5. Imam Hasan Al-Banna Rahimahullah dalam Risalah Hadis Thulasa’, pernah menjelaskan bahwa kita diperintah supaya mengguna dan membahagikan masa (kesempatan sehat dan lapang yang dimiliki) kepada empat (4) tujuan:
a) tujuan agama ialah taat dan patuh pada perintah Allah SWT mendahulukan perkara wajib dan sunat.
b) tujuan mencari rezeki yang halal guna memenuhi kebutuhan diri dan keluarga.
Dari Ibnu Abbas Radhiyallahu anhu Sabda Rasulullah SAW:
مَنْ أَمْسَى كَالاً مِنْ عَمَلِ يَدِهِ أَمْسَى مَغْفُوْرًا لَهُ
"Siapa yang berpetang dalam keadaan penat karena bekerja/berusaha dengan tangan sendiri maka ia berpetang dalam keadaan dikaruniai ampunan baginya"
Riwayat Imam at-Thabrani. (Menurut Imam As Suyuti, hadis ini dhaif.)
c) tujuan berkhidmat, kepada manusia dengan melakukan kebajikan dan perkara yang bermanafaat.

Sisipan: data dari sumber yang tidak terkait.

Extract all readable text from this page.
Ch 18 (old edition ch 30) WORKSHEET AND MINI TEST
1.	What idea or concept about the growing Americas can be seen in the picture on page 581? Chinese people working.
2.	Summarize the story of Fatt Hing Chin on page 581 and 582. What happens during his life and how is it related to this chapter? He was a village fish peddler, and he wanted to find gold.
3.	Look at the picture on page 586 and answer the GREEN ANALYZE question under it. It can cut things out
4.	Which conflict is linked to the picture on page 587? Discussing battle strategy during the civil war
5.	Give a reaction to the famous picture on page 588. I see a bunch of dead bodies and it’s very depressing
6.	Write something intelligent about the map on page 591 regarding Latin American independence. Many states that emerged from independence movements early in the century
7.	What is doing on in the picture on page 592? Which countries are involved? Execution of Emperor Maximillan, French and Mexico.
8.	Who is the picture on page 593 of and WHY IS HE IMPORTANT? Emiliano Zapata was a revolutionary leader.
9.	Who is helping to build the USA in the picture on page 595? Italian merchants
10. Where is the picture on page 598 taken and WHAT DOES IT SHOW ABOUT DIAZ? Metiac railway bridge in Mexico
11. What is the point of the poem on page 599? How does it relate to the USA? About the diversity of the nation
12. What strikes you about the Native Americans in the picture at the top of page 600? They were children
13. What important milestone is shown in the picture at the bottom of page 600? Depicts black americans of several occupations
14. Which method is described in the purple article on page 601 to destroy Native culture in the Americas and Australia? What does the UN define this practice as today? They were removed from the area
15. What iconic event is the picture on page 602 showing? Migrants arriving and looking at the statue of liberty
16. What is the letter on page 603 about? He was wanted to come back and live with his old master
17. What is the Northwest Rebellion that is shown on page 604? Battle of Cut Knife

Dari Ibn Umar Rahimahullah, bahawa Rasulullah SAW telah bersabda:
المُسْلِمُ أَخُو المُسْلِمِ لاَ يَظْلِمُهُ وَلاَ يُسْلِمُهُ، وَمَنْ كَانَ فِي حَاجَةِ أَخِيهِ كَانَ اللَّهُ فِي حَاجَتِهِ، وَمَنْ فَرَّجَ عَنْ مُسْلِمٍ كُرْبَةً، فَرَّجَ اللَّهُ عَنْهُ كُرْبَةً مِنْ كُرُبَاتِ يَوْمِ القِيَامَةِ، وَمَنْ سَتَرَ مُسْلِمًا سَتَرَهُ اللَّهُ يَوْمَ القِيَامَةِ
“Seorang Muslim adalah saudara terhadap Muslim (yang lain), dia tidak boleh menganiaya dan tidak akan dianiaya oleh orang lain.
Barang siapa yang melaksanakan hajat (keperluan) saudaranya, maka Allah SWT akan melaksanakan hajatnya. Barangsiapa yang melapangkan kesusahan seseorang Muslim, maka Allah SWT akan melapangkan kesusahannya pada hari kiamat.
Barangsiapa yang menutupi aib seseorang Muslim, maka Allah SWT akan menutup aibnya pada hari kiamat.” (Riwayat Imam al-Bukhari dan Muslim).
d) tujuan mengistirahatkan badan.
Sabda Nabi SAW:
فَإِنَّ لِبَدَنِكَ عَلَيْكَ حَقًّا
"Sesungguhnya badan kamu mempunyai hak ke atas kamu" (Riwayat Imam al Bukhari dan Muslim).
Demikian tausiyah bersama Ust Nasrudin bin Hassan at Tantawi, Penasihat Pondok Pengajian Turath Amanullah Sungai Choh Selangor, Malaysia.
Doa Hari ke-11 Puasa Ramadan
اَللَّهُمَّ حَبِّبْ إِلَيَّ فِيْهِ الْإِحْسَانَ وَ كَرِّهْ إِلَيَّ فِيْهِ الْفُسُوْقَ وَ الْعِصْيَانَ وَ حَرِّمْ عَلَيَّ فِيْهِ السَّخَطَ وَ النِّيْرَانَ بِعَوْنِكَ يَا غِيَاثَ الْمُسْتَغِيْثِيْنَ
Allâhumma habbib ilayya fîhil ihsan wa karrih fîhil fusûq wal ‘isyân wa harrim ‘alayya fîhis sakhatha wannîrân bi’aunika yâ ghiyâtsal mustaghîtsîn
Artinya:
Ya Allah! Mohon tanamkanlah ke dalam diriku kecintaan kepada perbuatan baik, dan tanamkanlah ke dalam diriku kebencian terhadap kemaksiatan dan kefasikan. Mohon jauhkanlah dariku kemurkaan-MU dan api neraka dengan pertolongan-MU, Wahai Penolong orang-orang yang meminta pertolongan
Fadilah Shalat Tarawih malam ke-12
وفى ليلة الثانية عشرة جاء يوم القيامة ووجهه كالقمر ليلة البدر
Dan pada malam keduabelas, kelak wajahnya bercahaya seperti bulan purnama di hari kiyamat
*) Disadur dari Kitab Durratun Nashihin, karya Syekh Usman bin Hasan bin Ahmad, ulama' besar bermadzhab Hanafi, hlm 18.